Fourth, this first paper is -- just like our second paper -- entirely replicable, although we didn't use ipython notebook or anything particularly clever. You can regenerate all the results in it as well as the pre-publication paper PDF itself by following the instructions.
Fifth, this paper, together with our next paper on digital normalization, provides a way to completely solve the scaling problem with metagenome assembly: we haven't done it yet, but we explained how in my NSF CAREER proposal. (If someone wants to give me \$200k I will give them a nice functioning solution, hint hint. Or you can implement it yourself; how hard can it be? heh. heheh.)

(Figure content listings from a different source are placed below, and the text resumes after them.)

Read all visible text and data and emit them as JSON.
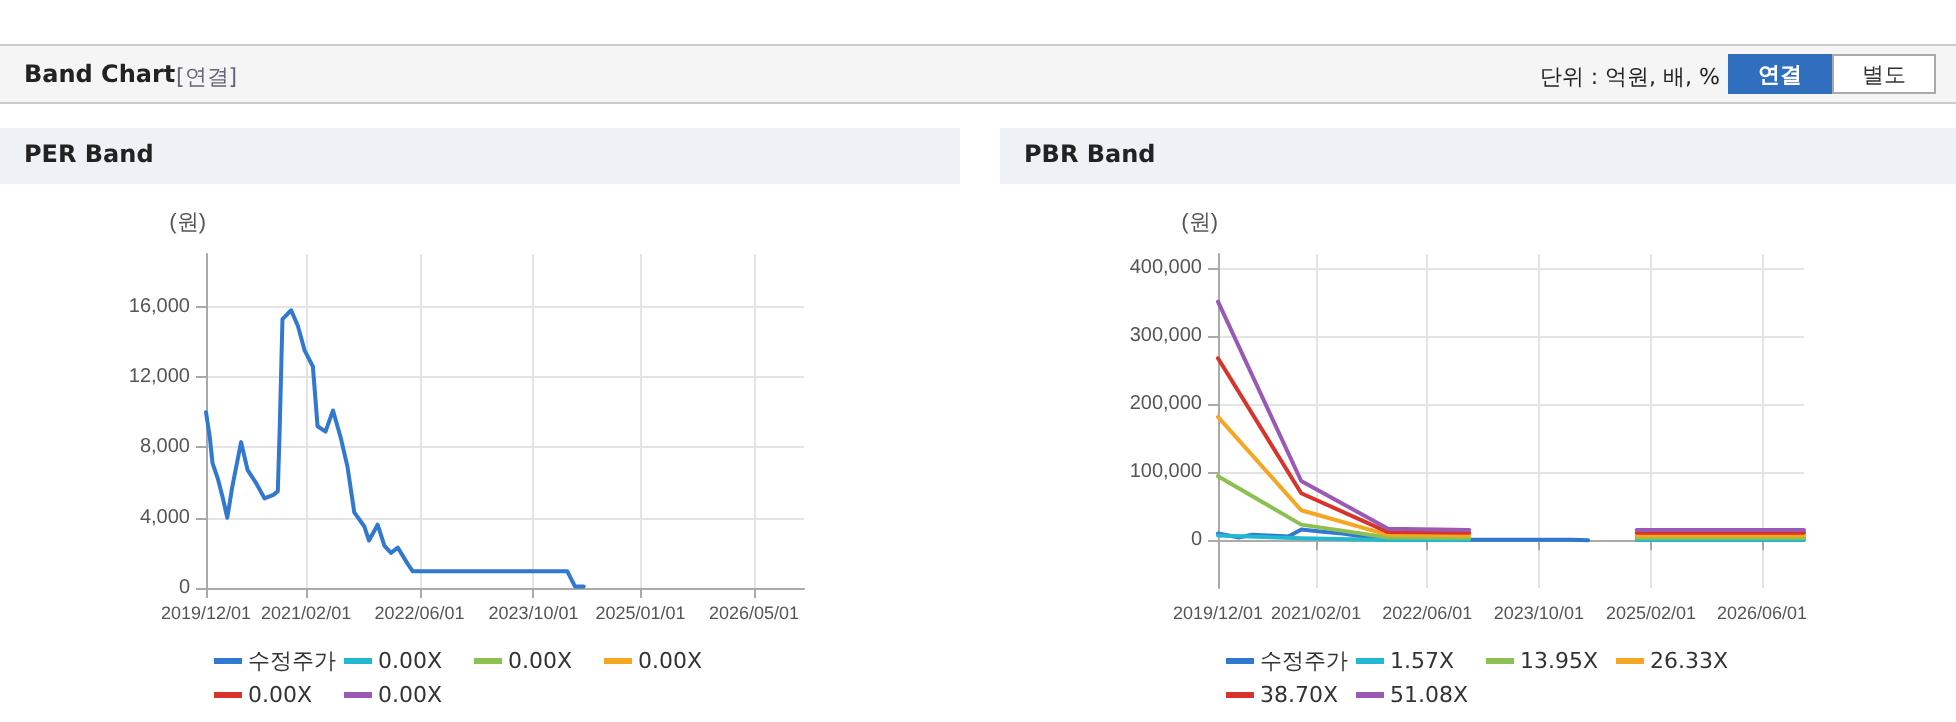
{
  "chart_data": [
    {
      "type": "other",
      "title": "Band Chart",
      "annotations": [
        "[연결]",
        "단위 : 억원, 배, %",
        "연결",
        "별도"
      ]
    },
    {
      "type": "line",
      "title": "PER Band",
      "ylabel": "(원)",
      "xlim": [
        "2019-12-01",
        "2026-12-01"
      ],
      "ylim": [
        0,
        19000
      ],
      "yticks": [
        {
          "value": 0,
          "label": "0"
        },
        {
          "value": 4000,
          "label": "4,000"
        },
        {
          "value": 8000,
          "label": "8,000"
        },
        {
          "value": 12000,
          "label": "12,000"
        },
        {
          "value": 16000,
          "label": "16,000"
        }
      ],
      "xticks": [
        {
          "value": "2019-12-01",
          "label": "2019/12/01"
        },
        {
          "value": "2021-02-01",
          "label": "2021/02/01"
        },
        {
          "value": "2022-06-01",
          "label": "2022/06/01"
        },
        {
          "value": "2023-10-01",
          "label": "2023/10/01"
        },
        {
          "value": "2025-01-01",
          "label": "2025/01/01"
        },
        {
          "value": "2026-05-01",
          "label": "2026/05/01"
        }
      ],
      "grid": true,
      "legend": "bottom",
      "marker": "none",
      "line_style": "solid",
      "series": [
        {
          "name": "수정주가",
          "color": "#3178d0",
          "x": [
            "2019-12-01",
            "2019-12-17",
            "2019-12-29",
            "2020-01-21",
            "2020-02-13",
            "2020-03-01",
            "2020-03-23",
            "2020-04-29",
            "2020-05-27",
            "2020-07-01",
            "2020-08-07",
            "2020-09-14",
            "2020-10-03",
            "2020-10-11",
            "2020-10-23",
            "2020-11-29",
            "2020-12-28",
            "2021-01-26",
            "2021-03-02",
            "2021-03-22",
            "2021-04-25",
            "2021-05-27",
            "2021-06-30",
            "2021-07-28",
            "2021-08-26",
            "2021-10-08",
            "2021-10-28",
            "2021-12-04",
            "2022-01-02",
            "2022-01-30",
            "2022-02-28",
            "2022-04-10",
            "2022-05-03",
            "2024-02-23",
            "2024-03-27",
            "2024-05-03"
          ],
          "values": [
            10000,
            8600,
            7100,
            6200,
            5000,
            4000,
            5800,
            8300,
            6700,
            6000,
            5100,
            5300,
            5500,
            9000,
            15300,
            15800,
            14900,
            13500,
            12600,
            9200,
            8900,
            10100,
            8500,
            6900,
            4300,
            3500,
            2700,
            3600,
            2400,
            2000,
            2300,
            1400,
            950,
            950,
            80,
            80
          ]
        },
        {
          "name": "0.00X",
          "color": "#22b8cf"
        },
        {
          "name": "0.00X",
          "color": "#8cc152"
        },
        {
          "name": "0.00X",
          "color": "#f5a623"
        },
        {
          "name": "0.00X",
          "color": "#d9342b"
        },
        {
          "name": "0.00X",
          "color": "#9b59b6"
        }
      ]
    },
    {
      "type": "line",
      "title": "PBR Band",
      "ylabel": "(원)",
      "xlim": [
        "2019-12-01",
        "2026-12-01"
      ],
      "ylim": [
        -70000,
        420000
      ],
      "yticks": [
        {
          "value": 0,
          "label": "0"
        },
        {
          "value": 100000,
          "label": "100,000"
        },
        {
          "value": 200000,
          "label": "200,000"
        },
        {
          "value": 300000,
          "label": "300,000"
        },
        {
          "value": 400000,
          "label": "400,000"
        }
      ],
      "xticks": [
        {
          "value": "2019-12-01",
          "label": "2019/12/01"
        },
        {
          "value": "2021-02-01",
          "label": "2021/02/01"
        },
        {
          "value": "2022-06-01",
          "label": "2022/06/01"
        },
        {
          "value": "2023-10-01",
          "label": "2023/10/01"
        },
        {
          "value": "2025-02-01",
          "label": "2025/02/01"
        },
        {
          "value": "2026-06-01",
          "label": "2026/06/01"
        }
      ],
      "grid": true,
      "legend": "bottom",
      "marker": "none",
      "line_style": "solid",
      "series": [
        {
          "name": "수정주가",
          "color": "#3178d0",
          "x": [
            "2019-12-01",
            "2020-03-01",
            "2020-04-29",
            "2020-10-03",
            "2020-11-29",
            "2021-03-02",
            "2021-05-27",
            "2021-10-08",
            "2022-01-30",
            "2022-05-03",
            "2024-02-23",
            "2024-05-03"
          ],
          "values": [
            10000,
            4000,
            8300,
            5500,
            15800,
            12600,
            10100,
            3500,
            2000,
            950,
            950,
            80
          ]
        },
        {
          "name": "1.57X",
          "color": "#22b8cf",
          "x": [
            "2019-12-01",
            "2020-11-28",
            "2021-12-12",
            "2022-12-01",
            "2023-06-01",
            "2024-12-01",
            "2026-12-01"
          ],
          "values": [
            7000,
            3000,
            500,
            400,
            null,
            400,
            400
          ]
        },
        {
          "name": "13.95X",
          "color": "#8cc152",
          "x": [
            "2019-12-01",
            "2020-11-28",
            "2021-12-12",
            "2022-12-01",
            "2023-06-01",
            "2024-12-01",
            "2026-12-01"
          ],
          "values": [
            94000,
            23000,
            4000,
            3500,
            null,
            3500,
            3500
          ]
        },
        {
          "name": "26.33X",
          "color": "#f5a623",
          "x": [
            "2019-12-01",
            "2020-11-28",
            "2021-12-12",
            "2022-12-01",
            "2023-06-01",
            "2024-12-01",
            "2026-12-01"
          ],
          "values": [
            181000,
            44000,
            8000,
            7000,
            null,
            7000,
            7000
          ]
        },
        {
          "name": "38.70X",
          "color": "#d9342b",
          "x": [
            "2019-12-01",
            "2020-11-28",
            "2021-12-12",
            "2022-12-01",
            "2023-06-01",
            "2024-12-01",
            "2026-12-01"
          ],
          "values": [
            267000,
            69000,
            12000,
            11000,
            null,
            11000,
            11000
          ]
        },
        {
          "name": "51.08X",
          "color": "#9b59b6",
          "x": [
            "2019-12-01",
            "2020-11-28",
            "2021-12-12",
            "2022-12-01",
            "2023-06-01",
            "2024-12-01",
            "2026-12-01"
          ],
          "values": [
            350000,
            87000,
            17000,
            15000,
            null,
            15000,
            15000
          ]
        }
      ]
    }
  ]
}
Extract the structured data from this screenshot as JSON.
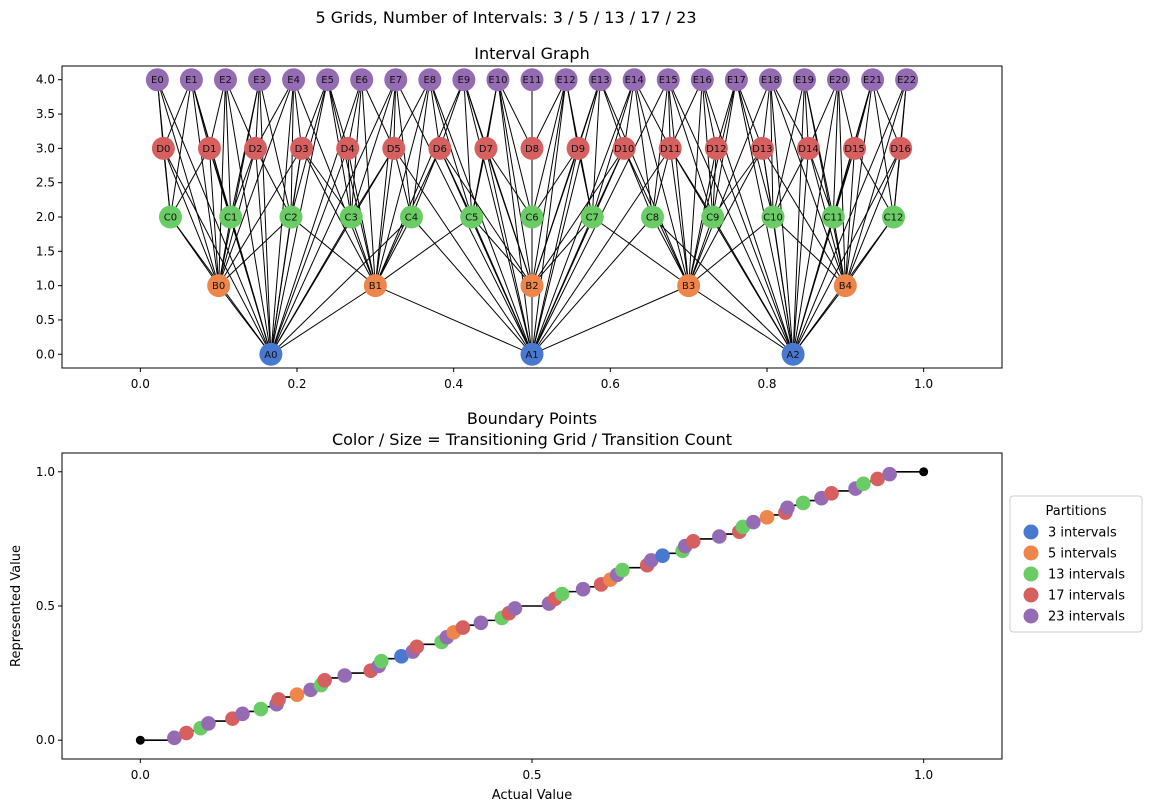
{
  "suptitle": "5 Grids, Number of Intervals: 3 / 5 / 13 / 17 / 23",
  "colors": {
    "grid3": "#4878cf",
    "grid5": "#ee854a",
    "grid13": "#6acc64",
    "grid17": "#d65f5f",
    "grid23": "#956cb4",
    "edge": "#000000",
    "endpoint": "#000000"
  },
  "chart_data": [
    {
      "type": "network",
      "title": "Interval Graph",
      "xlabel": "",
      "ylabel": "",
      "xlim": [
        -0.1,
        1.1
      ],
      "ylim": [
        -0.2,
        4.2
      ],
      "xticks": [
        "0.0",
        "0.2",
        "0.4",
        "0.6",
        "0.8",
        "1.0"
      ],
      "yticks": [
        "0.0",
        "0.5",
        "1.0",
        "1.5",
        "2.0",
        "2.5",
        "3.0",
        "3.5",
        "4.0"
      ],
      "levels": [
        {
          "prefix": "A",
          "intervals": 3,
          "y": 0
        },
        {
          "prefix": "B",
          "intervals": 5,
          "y": 1
        },
        {
          "prefix": "C",
          "intervals": 13,
          "y": 2
        },
        {
          "prefix": "D",
          "intervals": 17,
          "y": 3
        },
        {
          "prefix": "E",
          "intervals": 23,
          "y": 4
        }
      ],
      "edge_rule": "edges connect nodes of different levels whose intervals overlap",
      "node_labels": {
        "A": [
          "A0",
          "A1",
          "A2"
        ],
        "B": [
          "B0",
          "B1",
          "B2",
          "B3",
          "B4"
        ],
        "C": [
          "C0",
          "C1",
          "C2",
          "C3",
          "C4",
          "C5",
          "C6",
          "C7",
          "C8",
          "C9",
          "C10",
          "C11",
          "C12"
        ],
        "D": [
          "D0",
          "D1",
          "D2",
          "D3",
          "D4",
          "D5",
          "D6",
          "D7",
          "D8",
          "D9",
          "D10",
          "D11",
          "D12",
          "D13",
          "D14",
          "D15",
          "D16"
        ],
        "E": [
          "E0",
          "E1",
          "E2",
          "E3",
          "E4",
          "E5",
          "E6",
          "E7",
          "E8",
          "E9",
          "E10",
          "E11",
          "E12",
          "E13",
          "E14",
          "E15",
          "E16",
          "E17",
          "E18",
          "E19",
          "E20",
          "E21",
          "E22"
        ]
      }
    },
    {
      "type": "scatter",
      "title": "Boundary Points",
      "subtitle": "Color / Size = Transitioning Grid / Transition Count",
      "xlabel": "Actual Value",
      "ylabel": "Represented Value",
      "xlim": [
        -0.1,
        1.1
      ],
      "ylim": [
        -0.07,
        1.07
      ],
      "xticks": [
        "0.0",
        "0.5",
        "1.0"
      ],
      "yticks": [
        "0.0",
        "0.5",
        "1.0"
      ],
      "legend_title": "Partitions",
      "legend_position": "outside-right",
      "series": [
        {
          "name": "3 intervals",
          "intervals": 3
        },
        {
          "name": "5 intervals",
          "intervals": 5
        },
        {
          "name": "13 intervals",
          "intervals": 13
        },
        {
          "name": "17 intervals",
          "intervals": 17
        },
        {
          "name": "23 intervals",
          "intervals": 23
        }
      ],
      "endpoints": [
        [
          0,
          0
        ],
        [
          1,
          1
        ]
      ]
    }
  ]
}
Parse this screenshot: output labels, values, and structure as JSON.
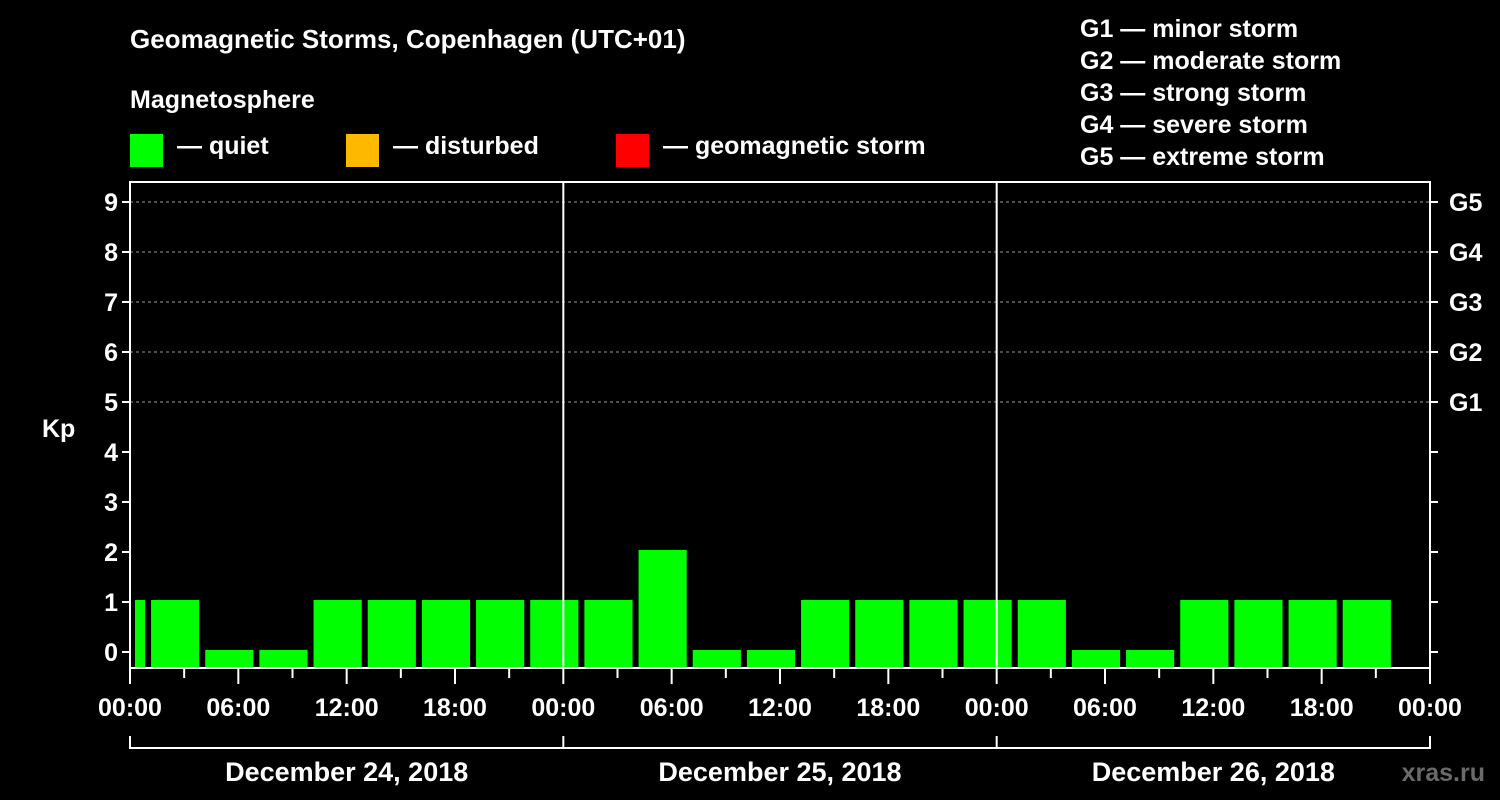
{
  "title": "Geomagnetic Storms, Copenhagen (UTC+01)",
  "legend": {
    "heading": "Magnetosphere",
    "items": [
      {
        "label": "— quiet",
        "color": "#00ff00"
      },
      {
        "label": "— disturbed",
        "color": "#ffb800"
      },
      {
        "label": "— geomagnetic storm",
        "color": "#ff0000"
      }
    ]
  },
  "storm_scale": [
    "G1 — minor storm",
    "G2 — moderate storm",
    "G3 — strong storm",
    "G4 — severe storm",
    "G5 — extreme storm"
  ],
  "watermark": "xras.ru",
  "chart_data": {
    "type": "bar",
    "ylabel": "Kp",
    "ylim": [
      0,
      9
    ],
    "yticks": [
      0,
      1,
      2,
      3,
      4,
      5,
      6,
      7,
      8,
      9
    ],
    "right_axis_labels": [
      {
        "kp": 5,
        "label": "G1"
      },
      {
        "kp": 6,
        "label": "G2"
      },
      {
        "kp": 7,
        "label": "G3"
      },
      {
        "kp": 8,
        "label": "G4"
      },
      {
        "kp": 9,
        "label": "G5"
      }
    ],
    "grid": "dashed horizontal at Kp 5-9",
    "x_range_hours": [
      0,
      72
    ],
    "x_tick_labels": [
      "00:00",
      "06:00",
      "12:00",
      "18:00",
      "00:00",
      "06:00",
      "12:00",
      "18:00",
      "00:00",
      "06:00",
      "12:00",
      "18:00",
      "00:00"
    ],
    "days": [
      "December 24, 2018",
      "December 25, 2018",
      "December 26, 2018"
    ],
    "bars": [
      {
        "start_hour": 0,
        "end_hour": 1,
        "kp": 1,
        "status": "quiet"
      },
      {
        "start_hour": 1,
        "end_hour": 4,
        "kp": 1,
        "status": "quiet"
      },
      {
        "start_hour": 4,
        "end_hour": 7,
        "kp": 0,
        "status": "quiet"
      },
      {
        "start_hour": 7,
        "end_hour": 10,
        "kp": 0,
        "status": "quiet"
      },
      {
        "start_hour": 10,
        "end_hour": 13,
        "kp": 1,
        "status": "quiet"
      },
      {
        "start_hour": 13,
        "end_hour": 16,
        "kp": 1,
        "status": "quiet"
      },
      {
        "start_hour": 16,
        "end_hour": 19,
        "kp": 1,
        "status": "quiet"
      },
      {
        "start_hour": 19,
        "end_hour": 22,
        "kp": 1,
        "status": "quiet"
      },
      {
        "start_hour": 22,
        "end_hour": 25,
        "kp": 1,
        "status": "quiet"
      },
      {
        "start_hour": 25,
        "end_hour": 28,
        "kp": 1,
        "status": "quiet"
      },
      {
        "start_hour": 28,
        "end_hour": 31,
        "kp": 2,
        "status": "quiet"
      },
      {
        "start_hour": 31,
        "end_hour": 34,
        "kp": 0,
        "status": "quiet"
      },
      {
        "start_hour": 34,
        "end_hour": 37,
        "kp": 0,
        "status": "quiet"
      },
      {
        "start_hour": 37,
        "end_hour": 40,
        "kp": 1,
        "status": "quiet"
      },
      {
        "start_hour": 40,
        "end_hour": 43,
        "kp": 1,
        "status": "quiet"
      },
      {
        "start_hour": 43,
        "end_hour": 46,
        "kp": 1,
        "status": "quiet"
      },
      {
        "start_hour": 46,
        "end_hour": 49,
        "kp": 1,
        "status": "quiet"
      },
      {
        "start_hour": 49,
        "end_hour": 52,
        "kp": 1,
        "status": "quiet"
      },
      {
        "start_hour": 52,
        "end_hour": 55,
        "kp": 0,
        "status": "quiet"
      },
      {
        "start_hour": 55,
        "end_hour": 58,
        "kp": 0,
        "status": "quiet"
      },
      {
        "start_hour": 58,
        "end_hour": 61,
        "kp": 1,
        "status": "quiet"
      },
      {
        "start_hour": 61,
        "end_hour": 64,
        "kp": 1,
        "status": "quiet"
      },
      {
        "start_hour": 64,
        "end_hour": 67,
        "kp": 1,
        "status": "quiet"
      },
      {
        "start_hour": 67,
        "end_hour": 70,
        "kp": 1,
        "status": "quiet"
      }
    ]
  }
}
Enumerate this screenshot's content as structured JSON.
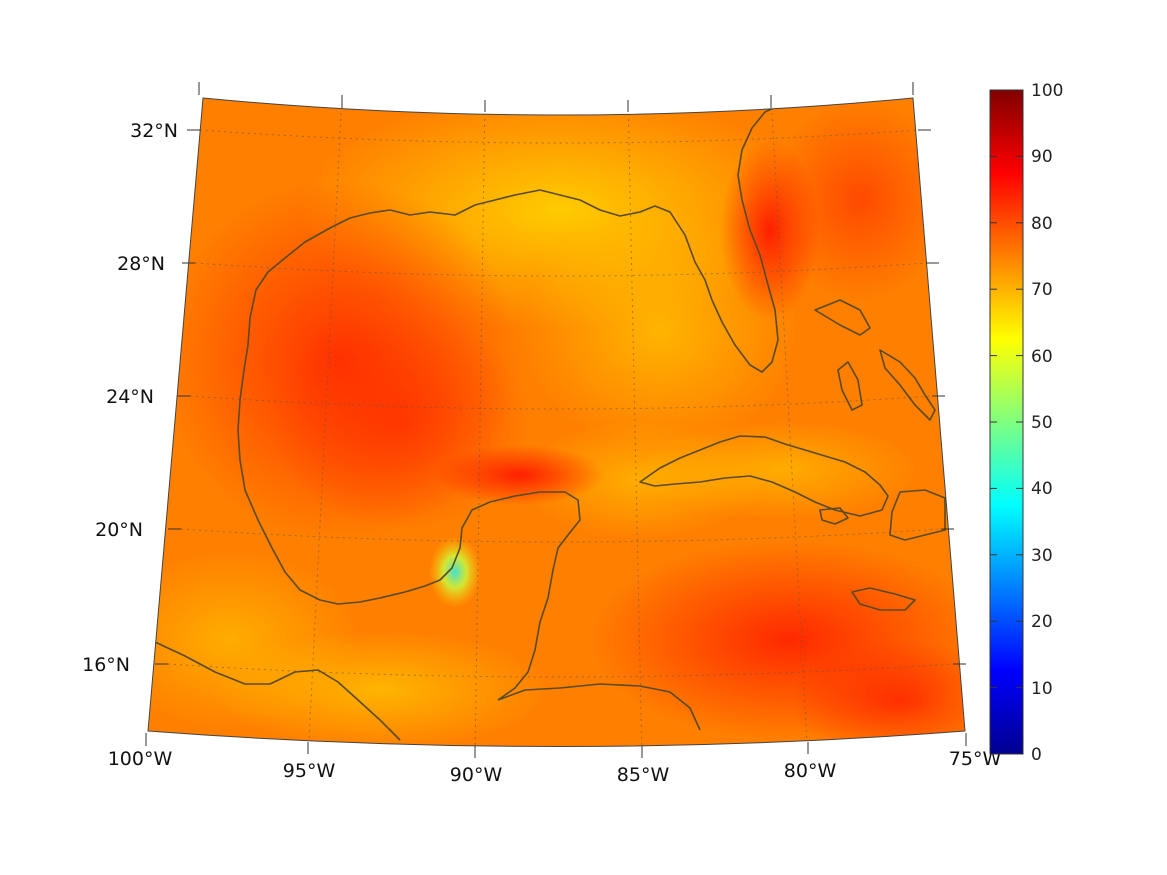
{
  "map": {
    "projection": "conic",
    "region": "Gulf of Mexico and Caribbean",
    "coastline_color": "#5a4a22",
    "graticule_style": "dotted",
    "lon_labels": [
      "100°W",
      "95°W",
      "90°W",
      "85°W",
      "80°W",
      "75°W"
    ],
    "lat_labels": [
      "16°N",
      "20°N",
      "24°N",
      "28°N",
      "32°N"
    ]
  },
  "colorbar": {
    "colormap": "jet",
    "min": 0,
    "max": 100,
    "tick_labels": [
      "0",
      "10",
      "20",
      "30",
      "40",
      "50",
      "60",
      "70",
      "80",
      "90",
      "100"
    ],
    "colors": [
      "#00008f",
      "#0000ff",
      "#00ffff",
      "#ffff00",
      "#ff0000",
      "#800000"
    ]
  }
}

IMO, the real novelty of this paper lies in its being the first paper that I know of to provide a scaling solution specific to metagenome assembly. In fact, I know of only one other group that's working on metagenome assembly scaling (the Banfield group) and their solution is orthogonal (complementary) to ours, so we actually hope to combine it with ours. (If you know of others, leave a comment below.)
But whatever others may make of it, the paper is a nice, solid first bit o' science, and I am really proud of it and my co-authors. If we can maintain this level of quality for all our papers (high quality independent of editorial estimate of impact, note) then I will be a happy camper.